In another embodiment, the rear tire resistance is controlled by a tilting mechanism that allows the body of the bicycle to tilt back and forth against the resistance cylinder as the front tire is lifted up and down. The pivoting of the bicycle about this tilting mechanism creates a variable resistance as a function of rear tire pressure against the cylinder attached to the trainer. In other words, the bicycle is lifted in front and allowed to traverse an arcuate path to provide varying pressure of the back tire against the resistance cylinder.
The invention disclosed herein further includes other mechanisms for controlling the resistance that the back tire encounters during a work out. The resistance cylinder may be controlled by cabling that loosens and tightens in accordance with the front lifting mechanism operation. The resistance cylinder may also engage the back tire at various pressure levels controlled by hydraulic lifts or even a lever having ends that are controlled by a common energy source.
The invention is a bicycle trainer (10) that provides variable resistance to pedaling and allows for a rider to simulate a real-world bicycle course, including maneuvering up and down hilly terrain. Overall, the trainer (10) engages both the front tire (25) and the back tire (26) of the bicycle (12) and adjusts each according to the rider's preferences for training. One useful aspect of the disclosed trainer is its ability to accommodate an individual's personal bicycle (12). In other words, the trainer (10) does not include built-in biking equipment but lets a rider use his own bicycle (12) in a training situation.
The invention includes diverse mechanisms for controlling the resistance to pedaling that a user encounters when using the trainer (10). Each embodiment of the trainer includes parts and mechanisms that are interchangeable among each other. In other words, the invention is not limited to specific embodiments of the invention as set forth in the drawings and claims, but each embodiment may utilize features from the other embodiments. Furthermore, each embodiment and combination of the invention described herein incorporates standard electrical circuitry and computerized systems that are known in the art of control systems. The drawings schematically represent the portions of the device that enable full utilization, but the drawings are not intended to limit the invention to any particular arrangement for standard electrical components (i.e., power circuits, control circuits, cables, and associated connectors).
In the embodiment of
To ensure that the bicycle (12) is steady during the lifting and lowering motions, the platform (19) may include a groove or slot (16) in which the front tire (25) remains during the training exercise. A securing mechanism (not shown) is available to hold the front tire (25) in place. Options for the securing mechanism include a rod or pin that engages the lifting mechanism (15) and crosses over a portion of the front tire (25) (through the spokes) to the other side of the lifting mechanism (15).

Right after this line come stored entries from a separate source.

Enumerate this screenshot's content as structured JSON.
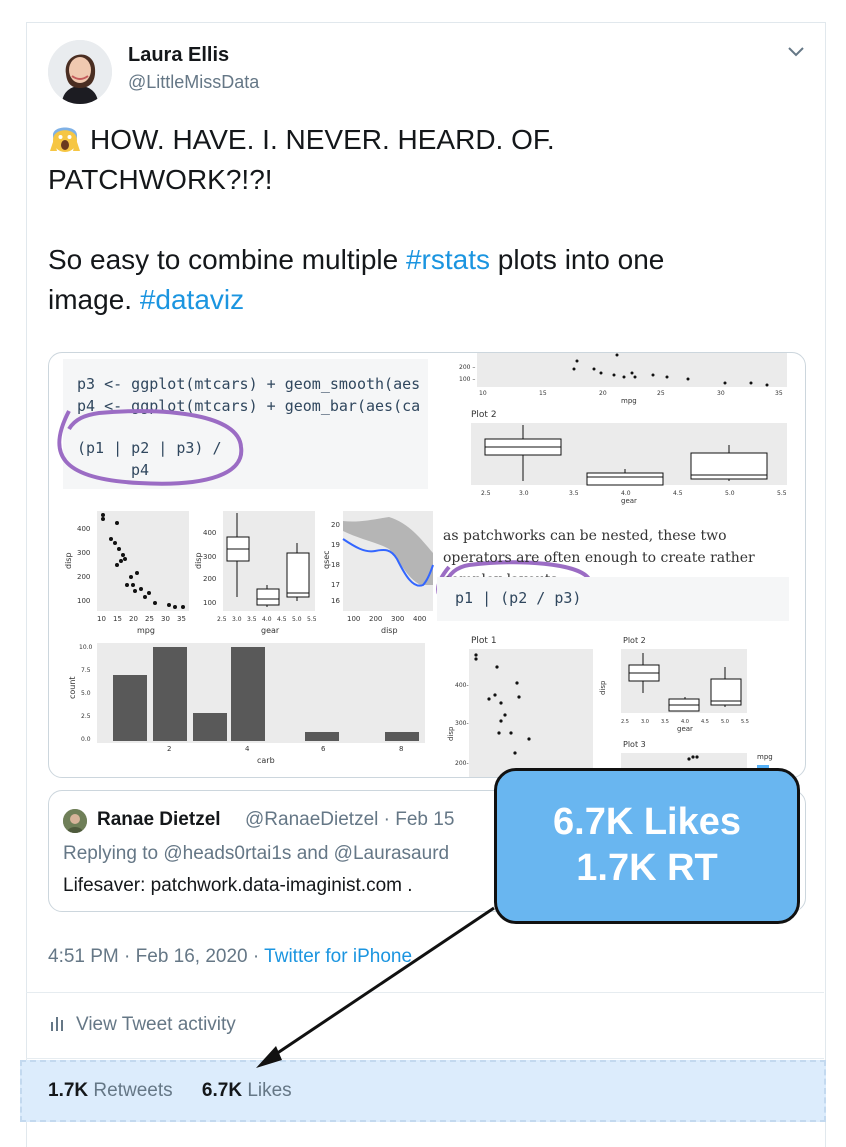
{
  "author": {
    "name": "Laura Ellis",
    "handle": "@LittleMissData",
    "avatar_icon": "avatar-photo"
  },
  "tweet": {
    "emoji_icon": "screaming-face-emoji",
    "line1_rest": "HOW. HAVE. I. NEVER. HEARD. OF.",
    "line2": "PATCHWORK?!?!",
    "line3_pre": "So easy to combine multiple ",
    "hashtag1": "#rstats",
    "line3_post": " plots into one",
    "line4_pre": "image. ",
    "hashtag2": "#dataviz",
    "hashtag_color": "#1b95e0"
  },
  "media": {
    "code_line1": "p3 <- ggplot(mtcars) + geom_smooth(aes",
    "code_line2": "p4 <- ggplot(mtcars) + geom_bar(aes(ca",
    "code_line3": "(p1 | p2 | p3) /",
    "code_line4": "p4",
    "code_nested": "p1 | (p2 / p3)",
    "prose": "as patchworks can be nested, these two operators are often enough to create rather complex layouts:",
    "plot2_label": "Plot 2",
    "plot1_label": "Plot 1",
    "plot2b_label": "Plot 2",
    "plot3_label": "Plot 3",
    "legend_label": "mpg",
    "axis_mpg": "mpg",
    "axis_gear": "gear",
    "axis_disp": "disp",
    "axis_qsec": "qsec",
    "axis_count": "count",
    "axis_carb": "carb",
    "ticks_mpg_top": [
      "10",
      "15",
      "20",
      "25",
      "30",
      "35"
    ],
    "ticks_gear": [
      "2.5",
      "3.0",
      "3.5",
      "4.0",
      "4.5",
      "5.0",
      "5.5"
    ],
    "ticks_count": [
      "10.0",
      "7.5",
      "5.0",
      "2.5",
      "0.0"
    ],
    "ticks_carb": [
      "2",
      "4",
      "6",
      "8"
    ],
    "ticks_disp_left": [
      "400",
      "300",
      "200",
      "100"
    ],
    "ticks_mpg_left": [
      "10",
      "15",
      "20",
      "25",
      "30",
      "35"
    ],
    "ticks_qsec": [
      "20",
      "19",
      "18",
      "17",
      "16"
    ],
    "ticks_disp_bottom": [
      "100",
      "200",
      "300",
      "400"
    ]
  },
  "quote": {
    "name": "Ranae Dietzel",
    "handle": "@RanaeDietzel",
    "date": "Feb 15",
    "reply_prefix": "Replying to @heads0rtai1s and @Laurasaurd",
    "text": "Lifesaver: patchwork.data-imaginist.com ."
  },
  "meta": {
    "time": "4:51 PM · Feb 16, 2020 · ",
    "source": "Twitter for iPhone"
  },
  "activity": {
    "icon": "bar-chart-icon",
    "label": "View Tweet activity"
  },
  "stats": {
    "retweets_count": "1.7K",
    "retweets_label": "Retweets",
    "likes_count": "6.7K",
    "likes_label": "Likes"
  },
  "callout": {
    "line1": "6.7K Likes",
    "line2": "1.7K RT",
    "color": "#69b6f0"
  }
}
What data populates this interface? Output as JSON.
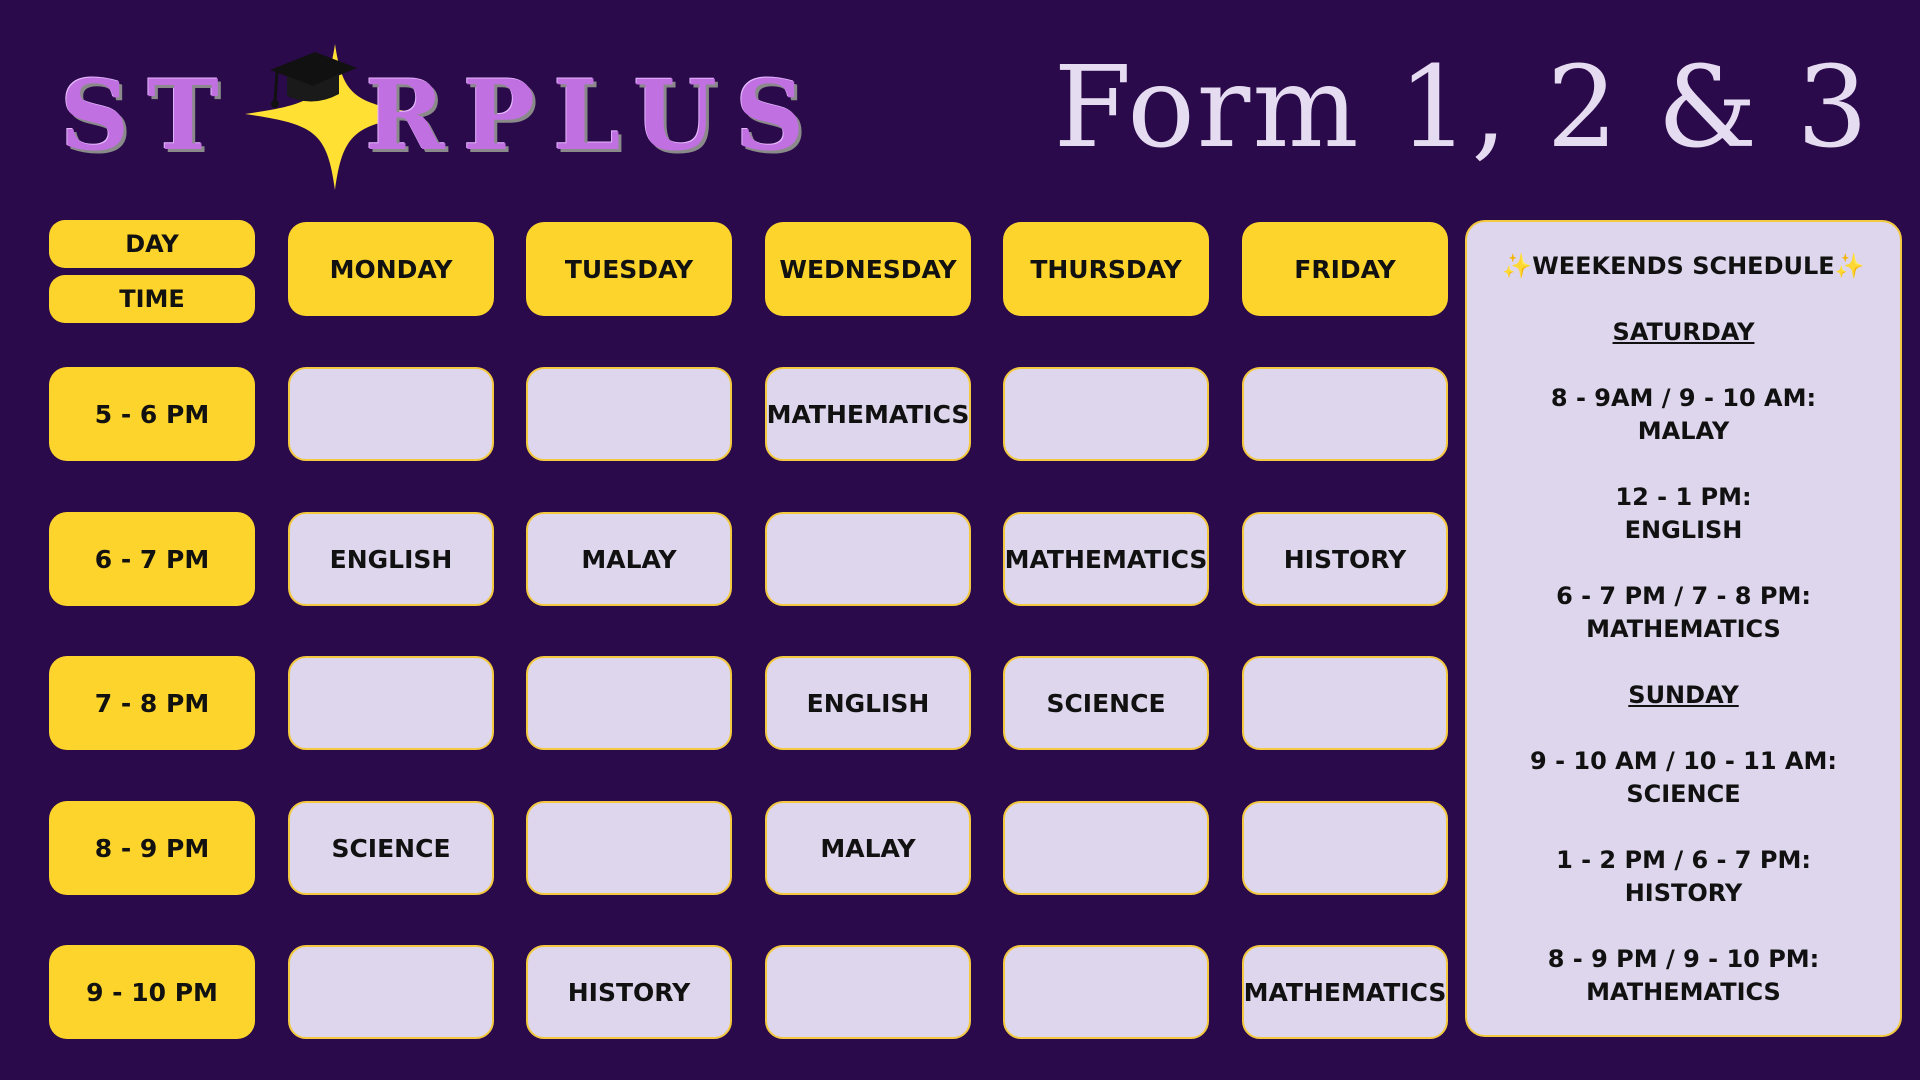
{
  "logo": {
    "text_left": "ST",
    "text_right": "RPLUS",
    "alt": "STARPLUS"
  },
  "title": "Form 1, 2 & 3",
  "header": {
    "day_label": "DAY",
    "time_label": "TIME"
  },
  "days": [
    "MONDAY",
    "TUESDAY",
    "WEDNESDAY",
    "THURSDAY",
    "FRIDAY"
  ],
  "times": [
    "5 - 6 PM",
    "6 - 7 PM",
    "7 - 8 PM",
    "8 - 9 PM",
    "9 - 10 PM"
  ],
  "schedule": [
    [
      "",
      "",
      "MATHEMATICS",
      "",
      ""
    ],
    [
      "ENGLISH",
      "MALAY",
      "",
      "MATHEMATICS",
      "HISTORY"
    ],
    [
      "",
      "",
      "ENGLISH",
      "SCIENCE",
      ""
    ],
    [
      "SCIENCE",
      "",
      "MALAY",
      "",
      ""
    ],
    [
      "",
      "HISTORY",
      "",
      "",
      "MATHEMATICS"
    ]
  ],
  "weekend": {
    "sparkle": "✨",
    "title": "WEEKENDS SCHEDULE",
    "saturday": {
      "label": "SATURDAY",
      "slots": [
        {
          "time": "8 - 9AM / 9 - 10 AM:",
          "subject": "MALAY"
        },
        {
          "time": "12 - 1 PM:",
          "subject": "ENGLISH"
        },
        {
          "time": "6 - 7 PM / 7 - 8 PM:",
          "subject": "MATHEMATICS"
        }
      ]
    },
    "sunday": {
      "label": "SUNDAY",
      "slots": [
        {
          "time": "9 - 10 AM / 10 - 11 AM:",
          "subject": "SCIENCE"
        },
        {
          "time": "1 - 2 PM / 6 - 7 PM:",
          "subject": "HISTORY"
        },
        {
          "time": "8 - 9 PM / 9 - 10 PM:",
          "subject": "MATHEMATICS"
        }
      ]
    }
  },
  "colors": {
    "background": "#2a0a4a",
    "accent_yellow": "#fdd42b",
    "cell_lavender": "#ded6ec",
    "logo_purple": "#c070e0",
    "title_color": "#e6dcf2"
  }
}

The trainer (10) also incorporates a bicycle-holding frame (20) that, in a preferred embodiment, holds the rear tire (26) of the bicycle (12). The frame (20) incorporates a rear tire support (22) that lifts the rear tire (26) off the ground or floor and simultaneously allows the bicycle (12) to translate forward and backward as the lifting mechanism (15) raises and lowers the front tire (25). The frame (20) further includes a resistance cylinder (30) attached to the frame (20) and pressing against the rear tire (26) for providing a source of resistance to the rear tire (26). A resistance fluid (not shown) fills the resistance cylinder (30) and baffles (215) in the resistance cylinder (30) rotate within the resistance fluid as the bicycle rear tire's revolution turns the resistance cylinder (30). The baffles (215) within the resistance fluid resist cylinder revolution, adding to the intensity of the workout on the trainer (10).

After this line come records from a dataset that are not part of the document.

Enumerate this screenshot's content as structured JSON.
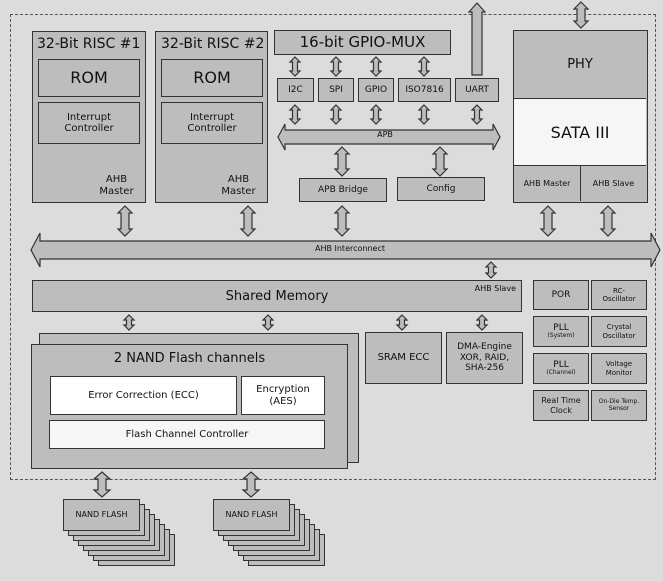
{
  "diagram": {
    "risc1": {
      "title": "32-Bit RISC #1",
      "rom": "ROM",
      "interrupt": "Interrupt Controller",
      "bus_role": "AHB Master"
    },
    "risc2": {
      "title": "32-Bit RISC #2",
      "rom": "ROM",
      "interrupt": "Interrupt Controller",
      "bus_role": "AHB Master"
    },
    "gpio_mux": "16-bit GPIO-MUX",
    "peripherals": [
      "I2C",
      "SPI",
      "GPIO",
      "ISO7816",
      "UART"
    ],
    "apb": "APB",
    "apb_bridge": "APB Bridge",
    "config": "Config",
    "sata": {
      "phy": "PHY",
      "title": "SATA III",
      "master": "AHB Master",
      "slave": "AHB Slave"
    },
    "ahb_interconnect": "AHB Interconnect",
    "shared_memory": {
      "title": "Shared Memory",
      "role": "AHB Slave"
    },
    "nand_channels": {
      "title": "2 NAND Flash channels",
      "ecc": "Error Correction (ECC)",
      "encryption": "Encryption (AES)",
      "controller": "Flash Channel Controller"
    },
    "sram_ecc": "SRAM ECC",
    "dma": "DMA-Engine XOR, RAID, SHA-256",
    "misc": {
      "por": "POR",
      "rc_osc": "RC-Oscillator",
      "pll_sys": "PLL",
      "pll_sys_sub": "(System)",
      "crystal": "Crystal Oscillator",
      "pll_ch": "PLL",
      "pll_ch_sub": "(Channel)",
      "voltage": "Voltage Monitor",
      "rtc": "Real Time Clock",
      "temp": "On-Die Temp. Sensor"
    },
    "nand_flash": [
      "NAND FLASH",
      "NAND FLASH"
    ]
  }
}
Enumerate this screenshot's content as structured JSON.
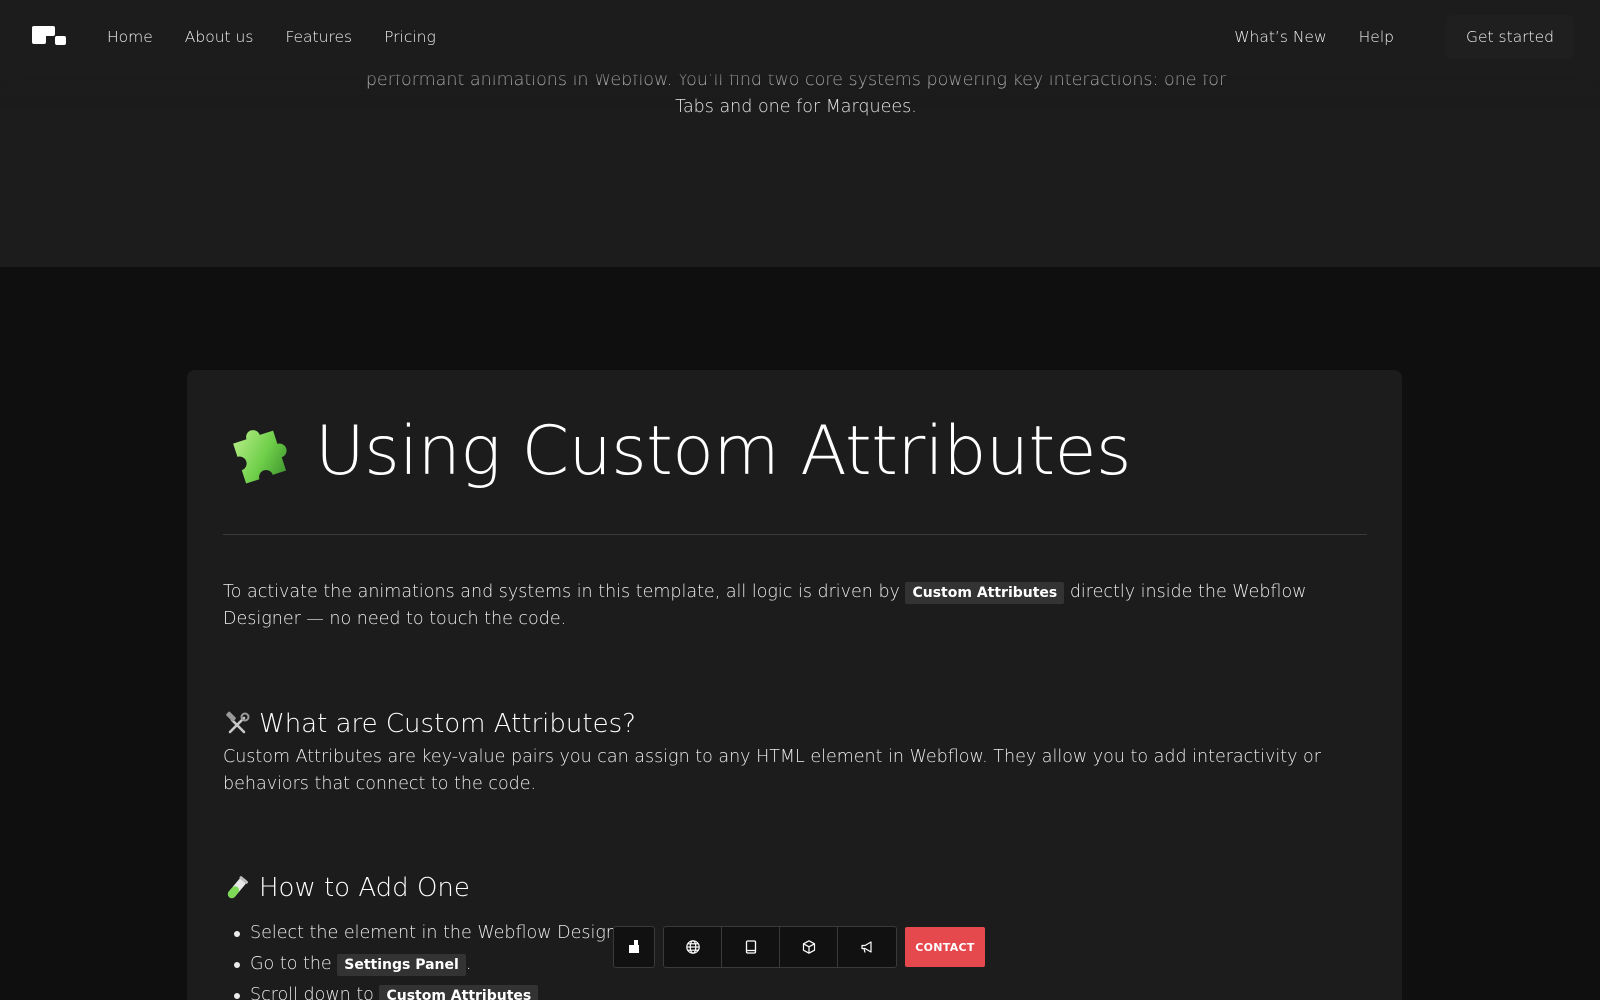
{
  "nav": {
    "links": [
      "Home",
      "About us",
      "Features",
      "Pricing"
    ],
    "right_links": [
      "What’s New",
      "Help"
    ],
    "cta": "Get started"
  },
  "hero": {
    "text": "This template uses custom-built GSAP-powered systems to create smooth, responsive, and performant animations in Webflow. You’ll find two core systems powering key interactions: one for Tabs and one for Marquees."
  },
  "card": {
    "title": "Using Custom Attributes",
    "intro_before": "To activate the animations and systems in this template, all logic is driven by ",
    "intro_code": "Custom Attributes",
    "intro_after": " directly inside the Webflow Designer — no need to touch the code.",
    "section1_title": "What are Custom Attributes?",
    "section1_text": "Custom Attributes are key-value pairs you can assign to any HTML element in Webflow. They allow you to add interactivity or behaviors that connect to the code.",
    "section2_title": "How to Add One",
    "steps": {
      "s1": "Select the element in the Webflow Designer.",
      "s2_before": "Go to the ",
      "s2_code": "Settings Panel",
      "s2_after": ".",
      "s3_before": "Scroll down to ",
      "s3_code": "Custom Attributes"
    }
  },
  "toolbar": {
    "icons": [
      "logo-icon",
      "globe-icon",
      "tablet-icon",
      "cube-icon",
      "megaphone-icon"
    ],
    "contact": "CONTACT"
  },
  "colors": {
    "page_bg": "#0f0f0f",
    "panel_bg": "#1c1c1c",
    "contact_red": "#e5484d"
  }
}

The overall resistance that the rider faces on the trainer (10) is determined predominantly, however, by the pressure of the rear tire (26) against the resistance cylinder (30). This pressure, in turn, is determined by the height of the lifting mechanism (15) at any given time. In other words, when the lifting mechanism (15) raises the front tire (25) to a maximum height, the rear tire (26) braces against the resistance cylinder (30) to the maximum extent possible because the bicycle (12) translates backward to the farthest rearward position. When the lifting mechanism (15) is in its lowest position, the force of the rear tire (26) against the resistance cylinder (30) is at a minimum. Accordingly, the lifting mechanism (15) allows the rider to simulate an extreme uphill climb or a less difficult flat or downhill ride.
Allowing the bicycle (12) to translate forward and backward provides the trainer (10) with a way of modulating the force of the rear tire (26) on the resistance cylinder (30). In one embodiment, the frame (20) incorporates the necessary parts to provide a rear tire (26) support for lifting the rear tire (26) to a constant elevated position. In a preferred embodiment, the rear tire support (22) includes a pair of caps (23) for engaging the rear tire axle on either side. The caps (23) are configured to engage rollers (45) that provide forward and backward translation as the lifting mechanism (15) raises the front tire up and down.
A U-bar (48) or other bracket surrounds the rear tire (26) and the rear tire support (22) to hold the rear tire (26) and the rear tire support (22) in place.
For riders who prefer fewer parts to assemble on the trainer, the U-Bar (48) may be welded or attached by screws to the trainer (10). This embodiment requires the U-bar (48) to remain stationary and attached to the frame (20) even when the bicycle (12) is not positioned on the trainer.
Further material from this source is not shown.